5/31/2020

Creating Videos / Gifs From Images With FFmpeg

Recently my girlfriend gave me a quarantine haircut, and I thought it would be funny to take some progress pictures and try to see if I can string the images together into a stop-motion gif or video using FFmpeg.

For this, I have a set of ~40 iphone photos that I want to try to string together into an animated/stop-motion style video or gif. Here's a sample of the images I'll be trying this with:

Image Samples

Convert HEIC images to JPG/PNG

Before we get started, because I'm using images taken on a newer iPhone, the file type of these images initially was HEIC instead of a more familiar format like JPG or PNG. I want to convert these files to instead be jpg or png images. If you have imagemagick installed, this can actually be done quite easily using mogrify. For example:

mogrify -format jpg *.HEIC

Thank you to this post from zwbetz.com and these examples on imagemagick.org for this tip!

This command will create a new jpg file for every HEIC file in the directory we run it in. Note that this will not delete the original HEIC files from the directory.

Using multiple input files with FFmpeg

So now to recap from the previous post, the most basic structure for doing something with FFmpeg is this:

ffmpeg -i input_file output_file

In this example input_file is the file we are starting with, and output_file is the new file we want to create.

The first issue we are going to run into here is that I have multiple image files that I want to use for the input, so we need to figure out how to handle that. After a little bit of research, it appears that you can glob together files by doing something like this for the input:

-pattern_type glob -i '*.png'

So basically, I'm going to sequentially name all the images in the folder (e.g. img-01.png, img-02.png, etc.), and we can use this command to glob them all together for our input.

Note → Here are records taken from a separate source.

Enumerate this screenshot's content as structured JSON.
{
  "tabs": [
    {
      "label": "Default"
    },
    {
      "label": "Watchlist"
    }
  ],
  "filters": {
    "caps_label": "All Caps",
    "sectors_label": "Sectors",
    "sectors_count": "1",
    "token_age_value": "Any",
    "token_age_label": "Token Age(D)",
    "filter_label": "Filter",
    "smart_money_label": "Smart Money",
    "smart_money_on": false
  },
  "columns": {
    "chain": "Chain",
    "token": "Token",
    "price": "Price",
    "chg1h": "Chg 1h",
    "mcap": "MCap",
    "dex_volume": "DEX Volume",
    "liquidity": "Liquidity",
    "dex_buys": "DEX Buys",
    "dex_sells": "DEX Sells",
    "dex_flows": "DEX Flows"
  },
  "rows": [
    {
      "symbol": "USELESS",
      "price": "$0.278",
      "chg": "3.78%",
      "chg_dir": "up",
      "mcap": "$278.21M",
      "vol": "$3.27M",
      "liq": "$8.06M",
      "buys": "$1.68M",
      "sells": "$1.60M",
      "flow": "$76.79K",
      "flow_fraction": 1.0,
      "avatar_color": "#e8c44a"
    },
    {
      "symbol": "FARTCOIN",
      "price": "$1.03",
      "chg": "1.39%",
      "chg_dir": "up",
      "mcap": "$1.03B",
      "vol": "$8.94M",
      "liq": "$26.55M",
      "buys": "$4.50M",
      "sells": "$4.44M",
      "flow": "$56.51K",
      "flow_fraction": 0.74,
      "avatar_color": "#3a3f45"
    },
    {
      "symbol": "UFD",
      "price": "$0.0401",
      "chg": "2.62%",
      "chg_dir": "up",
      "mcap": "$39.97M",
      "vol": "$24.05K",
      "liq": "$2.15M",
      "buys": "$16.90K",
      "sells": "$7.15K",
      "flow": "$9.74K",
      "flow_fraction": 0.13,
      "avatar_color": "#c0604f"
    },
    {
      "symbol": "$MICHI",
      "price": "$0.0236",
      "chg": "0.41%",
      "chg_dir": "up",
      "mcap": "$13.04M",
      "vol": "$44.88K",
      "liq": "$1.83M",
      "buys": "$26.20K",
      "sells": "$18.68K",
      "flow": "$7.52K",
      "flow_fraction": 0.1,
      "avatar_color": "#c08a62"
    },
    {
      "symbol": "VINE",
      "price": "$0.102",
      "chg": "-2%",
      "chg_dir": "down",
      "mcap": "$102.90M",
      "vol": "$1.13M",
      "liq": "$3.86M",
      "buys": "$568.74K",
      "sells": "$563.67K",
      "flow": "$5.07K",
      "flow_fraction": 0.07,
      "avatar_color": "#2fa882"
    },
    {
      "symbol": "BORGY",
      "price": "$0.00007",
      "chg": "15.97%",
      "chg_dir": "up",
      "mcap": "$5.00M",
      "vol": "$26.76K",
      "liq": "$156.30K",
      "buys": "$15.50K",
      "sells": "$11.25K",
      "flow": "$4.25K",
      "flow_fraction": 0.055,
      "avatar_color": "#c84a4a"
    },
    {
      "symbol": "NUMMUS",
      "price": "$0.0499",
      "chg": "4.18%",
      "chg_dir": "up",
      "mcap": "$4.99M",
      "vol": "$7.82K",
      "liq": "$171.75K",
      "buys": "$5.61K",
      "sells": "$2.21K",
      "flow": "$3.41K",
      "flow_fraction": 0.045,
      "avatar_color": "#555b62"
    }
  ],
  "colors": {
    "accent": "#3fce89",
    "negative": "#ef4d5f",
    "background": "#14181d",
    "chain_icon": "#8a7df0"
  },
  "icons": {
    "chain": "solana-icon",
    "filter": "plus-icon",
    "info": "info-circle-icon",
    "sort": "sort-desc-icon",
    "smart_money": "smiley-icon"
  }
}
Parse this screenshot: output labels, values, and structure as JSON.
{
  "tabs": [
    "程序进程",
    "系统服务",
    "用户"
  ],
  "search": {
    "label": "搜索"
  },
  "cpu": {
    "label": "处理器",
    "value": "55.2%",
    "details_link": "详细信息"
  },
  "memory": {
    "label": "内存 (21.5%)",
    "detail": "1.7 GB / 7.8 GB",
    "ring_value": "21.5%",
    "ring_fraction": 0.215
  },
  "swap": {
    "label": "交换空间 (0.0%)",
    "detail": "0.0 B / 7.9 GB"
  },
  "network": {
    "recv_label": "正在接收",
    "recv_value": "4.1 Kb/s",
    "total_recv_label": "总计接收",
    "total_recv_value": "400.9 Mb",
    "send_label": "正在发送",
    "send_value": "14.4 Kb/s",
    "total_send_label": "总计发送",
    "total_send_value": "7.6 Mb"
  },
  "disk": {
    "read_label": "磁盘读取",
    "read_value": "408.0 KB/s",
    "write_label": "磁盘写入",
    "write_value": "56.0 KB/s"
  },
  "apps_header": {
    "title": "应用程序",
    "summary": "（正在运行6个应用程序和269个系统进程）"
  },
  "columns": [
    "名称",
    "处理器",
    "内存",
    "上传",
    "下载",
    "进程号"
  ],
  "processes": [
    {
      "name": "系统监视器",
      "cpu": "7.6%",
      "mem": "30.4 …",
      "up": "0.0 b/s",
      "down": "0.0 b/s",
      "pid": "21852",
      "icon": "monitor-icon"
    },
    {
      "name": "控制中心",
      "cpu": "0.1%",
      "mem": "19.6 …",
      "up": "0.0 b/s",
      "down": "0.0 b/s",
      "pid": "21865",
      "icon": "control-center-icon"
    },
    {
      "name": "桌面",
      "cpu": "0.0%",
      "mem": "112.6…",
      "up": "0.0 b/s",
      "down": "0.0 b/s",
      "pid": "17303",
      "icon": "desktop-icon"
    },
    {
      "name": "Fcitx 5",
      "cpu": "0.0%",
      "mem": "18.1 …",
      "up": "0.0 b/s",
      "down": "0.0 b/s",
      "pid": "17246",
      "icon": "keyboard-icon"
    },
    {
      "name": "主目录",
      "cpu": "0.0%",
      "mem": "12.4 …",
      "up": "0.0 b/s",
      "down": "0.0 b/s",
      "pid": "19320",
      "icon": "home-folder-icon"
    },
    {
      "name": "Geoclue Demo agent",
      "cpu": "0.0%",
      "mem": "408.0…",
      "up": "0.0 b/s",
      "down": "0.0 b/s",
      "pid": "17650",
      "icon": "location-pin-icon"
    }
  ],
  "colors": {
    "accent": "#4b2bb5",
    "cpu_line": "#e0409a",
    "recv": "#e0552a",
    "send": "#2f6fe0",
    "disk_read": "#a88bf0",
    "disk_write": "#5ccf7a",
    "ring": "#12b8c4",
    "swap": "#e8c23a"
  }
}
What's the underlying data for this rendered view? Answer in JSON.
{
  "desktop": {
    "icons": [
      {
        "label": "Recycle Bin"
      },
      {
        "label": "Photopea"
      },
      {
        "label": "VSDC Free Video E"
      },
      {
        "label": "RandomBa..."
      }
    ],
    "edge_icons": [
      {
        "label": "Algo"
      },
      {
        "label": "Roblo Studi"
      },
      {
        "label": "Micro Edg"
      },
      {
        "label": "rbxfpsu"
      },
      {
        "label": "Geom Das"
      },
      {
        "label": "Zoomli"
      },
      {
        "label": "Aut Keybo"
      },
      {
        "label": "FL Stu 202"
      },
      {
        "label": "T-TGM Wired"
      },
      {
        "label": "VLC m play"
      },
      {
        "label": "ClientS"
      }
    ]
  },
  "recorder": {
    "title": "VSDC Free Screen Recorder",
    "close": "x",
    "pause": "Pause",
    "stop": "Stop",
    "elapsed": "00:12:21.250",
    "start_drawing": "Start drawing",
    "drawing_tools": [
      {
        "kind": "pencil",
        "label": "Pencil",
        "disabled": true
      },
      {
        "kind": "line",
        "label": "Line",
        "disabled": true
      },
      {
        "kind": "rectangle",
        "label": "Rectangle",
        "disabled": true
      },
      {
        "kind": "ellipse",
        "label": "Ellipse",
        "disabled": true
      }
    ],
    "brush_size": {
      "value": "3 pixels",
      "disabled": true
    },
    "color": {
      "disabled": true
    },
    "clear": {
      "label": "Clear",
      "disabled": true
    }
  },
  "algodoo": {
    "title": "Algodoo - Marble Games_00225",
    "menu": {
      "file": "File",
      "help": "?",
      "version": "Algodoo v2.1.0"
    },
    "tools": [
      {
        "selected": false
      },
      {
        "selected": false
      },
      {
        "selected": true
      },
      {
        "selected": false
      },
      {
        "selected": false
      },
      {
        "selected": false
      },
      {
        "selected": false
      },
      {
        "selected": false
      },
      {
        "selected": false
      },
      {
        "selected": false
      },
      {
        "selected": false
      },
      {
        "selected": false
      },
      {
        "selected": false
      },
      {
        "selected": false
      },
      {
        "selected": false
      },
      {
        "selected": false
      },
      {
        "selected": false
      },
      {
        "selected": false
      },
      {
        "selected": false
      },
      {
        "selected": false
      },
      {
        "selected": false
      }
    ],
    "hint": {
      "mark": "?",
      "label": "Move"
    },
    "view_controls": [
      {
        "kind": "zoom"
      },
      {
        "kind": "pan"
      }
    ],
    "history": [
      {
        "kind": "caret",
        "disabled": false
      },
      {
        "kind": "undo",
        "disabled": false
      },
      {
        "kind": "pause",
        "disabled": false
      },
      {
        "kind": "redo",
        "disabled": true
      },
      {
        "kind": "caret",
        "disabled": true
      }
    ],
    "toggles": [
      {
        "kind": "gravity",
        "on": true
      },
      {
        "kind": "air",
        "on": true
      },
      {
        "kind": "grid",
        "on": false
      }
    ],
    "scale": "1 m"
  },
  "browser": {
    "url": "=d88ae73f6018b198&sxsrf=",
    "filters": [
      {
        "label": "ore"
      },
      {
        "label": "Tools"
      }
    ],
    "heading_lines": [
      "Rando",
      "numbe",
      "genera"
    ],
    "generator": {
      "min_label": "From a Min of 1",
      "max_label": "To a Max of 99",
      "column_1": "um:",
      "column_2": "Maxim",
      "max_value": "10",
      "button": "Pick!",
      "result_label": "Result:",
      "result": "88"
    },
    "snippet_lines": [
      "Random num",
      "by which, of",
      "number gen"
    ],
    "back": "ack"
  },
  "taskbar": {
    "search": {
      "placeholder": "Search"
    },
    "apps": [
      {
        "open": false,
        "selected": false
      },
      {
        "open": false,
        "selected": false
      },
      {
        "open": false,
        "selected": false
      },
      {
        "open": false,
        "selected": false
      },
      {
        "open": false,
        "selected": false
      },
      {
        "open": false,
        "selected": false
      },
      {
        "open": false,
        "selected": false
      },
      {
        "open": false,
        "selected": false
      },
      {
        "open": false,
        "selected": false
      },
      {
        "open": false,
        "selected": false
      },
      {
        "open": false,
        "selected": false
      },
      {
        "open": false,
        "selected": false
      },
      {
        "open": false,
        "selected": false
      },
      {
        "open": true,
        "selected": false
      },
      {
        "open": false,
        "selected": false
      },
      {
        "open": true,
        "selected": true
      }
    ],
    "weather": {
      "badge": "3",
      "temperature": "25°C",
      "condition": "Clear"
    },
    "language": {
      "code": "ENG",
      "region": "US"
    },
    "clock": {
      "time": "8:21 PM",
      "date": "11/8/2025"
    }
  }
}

Converting images to video with FFmpeg

Now that we have the input for our command, we can see what happens if we simply try to create an output file with a .mp4 (video) file type.

I also want to set a specific framerate for the output file we will be creating. Looking at FFmpeg's documentation, there are a few different flags that it looks like we can use related to this; for example -framerate and -r. Here's what the FFmpeg docs say:


-r[:stream_specifier] fps (input/output,per-stream)
Set frame rate (Hz value, fraction or abbreviation).

As an input option, ignore any timestamps stored in the file and instead generate timestamps assuming constant frame rate fps. This is not the same as the -framerate option used for some input formats like image2 or v4l2 (it used to be the same in older versions of FFmpeg). If in doubt use -framerate instead of the input option -r.

As an output option, duplicate or drop input frames to achieve constant output frame rate fps.
      

I don't know exactly what all the implications of this are, but I've seen some examples on stackoverflow where people will set the -framerate flag before the input and use the -r flag before the output, so let's try that out. So here's my initial command to try to create a video from my images:

ffmpeg -framerate 15 -pattern_type glob -i '*.png' -r 15 output.mp4

This seemed to work okay initially, however after trying to send the video result to my iPhone and not being able to play it, it seems like the resulting mp4 video file this command creates is somehow corrupted.

After digging through some stackoverflow threads, I found some additional commands we can apply to try to fix this problem. Here's what my new script looks like with these added:

ffmpeg -framerate 15 -pattern_type glob -i '*.png' -c:v libx264 -vf fps=15 -pix_fmt yuv420p output-video.mp4

Let's dissect this a little:

-c:v libx264

This command will use the libx264 video codec for encoding/compressing the video file we want to create.

-vf fps=15

This command sets an fps filter to the specified frames per second that I want.

-pix_fmt yuv420p

This command sets the pixel format to yuv420. Apparently YUV/YUV420 is a color encoding format used for video encoding type things.

After putting all of that together, and re-running my command, the resulting video now appears to work, and is able to be shared to my phone without issue! Here is the result:

Scaling

Because the original images coming from the iPhone were rather large, we can reduce the final ouput file size by adding "scale=w:h" to set a specific scale in our filters. So here's what my final command ended up being:

ffmpeg -framerate 15 -pattern_type glob -i '*.png' -c:v libx264 -vf "fps=15,scale=1158:1544" -pix_fmt yuv420p out.mp4

Creating Gifs

If you want to take this approach and create a gif as your output file intead of a video, just change the file format for the output file in the command from .mp4 to .gif. Because you are no longer creating a video, you can also remove -c:v libx264 from your command.